The settlement thrives, yet it cannot escape the shadow of its misbegotten origins. For Ma’aleh Hermesh C, like its real-life counterparts, is not merely a place to live. It is a place where every road, every field, every trailer offers an opportunity to affirm or object; to turn a blind eye or to put one’s foot down; to issue an evacuation order or to suspend it. It’s a place where everything is blurry – the borders, land ownership, authority, law and order. Yet it is that very uncertainty and ambiguity that seem to ensure the outpost’s survival.
Though the cast of characters here is large, including Israel Security Agency (Shin Bet) informants, Japanese businessmen, Arab olive growers, American donors, left-wing demonstrators, and teenage “Second Life” gamers, the book’s main protagonists are two brothers, Gabi and Roni Kupper, ex-kibbutzniks whose lives have led them each, for very different reasons, to seek refuge at Ma’aleh Hermesh C.

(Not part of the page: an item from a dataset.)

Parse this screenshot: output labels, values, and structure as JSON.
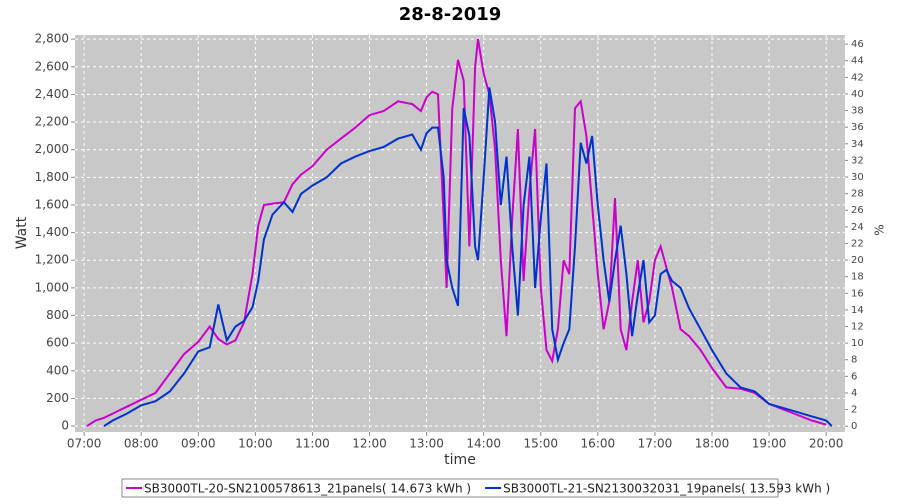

GABI, WHOSE short fuse and impulsive behavior have resulted in his estrangement from his wife and son, has found solace and hope of redemption in religion.
Roni, a former investment banker who made and lost a fortune in New York arrives at the door of Gabi’s trailer wheeling a suitcase containing all his worldly possessions. The brothers’ respective stories unfold over the course of the book as each struggles to make a fresh beginning and learn from past mistakes. In telling their stories, “The Hilltop” explores the way the political, the social and the personal come together to construct identity.
By attempting to depict the workings of an ideological community while homing in on the personal stories of its inhabitants, Gavron has taken on a complex challenge. His narrative lens shifts fluidly, zooming in on the deep-seated psychological motivations of individuals, and then panning out to depict key episodes in the life of the settlement.
Though Gavron himself comes from the opposite side of the ideological and religious spectrum, he has succeeded in conveying the worldview of religious right-wing Jews while refraining from passing judgment on their choices and actions. He rejects the temptation, which one senses he felt, to directly express his deep disapproval of the settlement project, and instead portrays, from a wry yet insightful perspective, the way the community manages to survive.
For Ma’aleh Hermesh C exists under constant threat from all corners – from evacuation to the forces of nature to the constant circle of violence with their Palestinian neighbors. To Gavron, Ma’aleh Hermesh C is something of a Phoenix, able to rise, fall, and pick itself up and start again, thanks to the ambivalence of the powers that be and the wiles, and determination, of its inhabitants.
In the final scene of the book, after the authorities have finally implemented the evacuation and demolition of the outpost, we see Gabi, “leisurely knocking nails into planks of wood, which will be assembled on top of the other, and become walls, and thus resurrect his cabin…” This image, whether one finds it uplifting or infuriating, is an apt one for the West Bank outposts and those who go to live in them – “on a small hilltop, in the middle of nowhere, in the middle of everywhere.”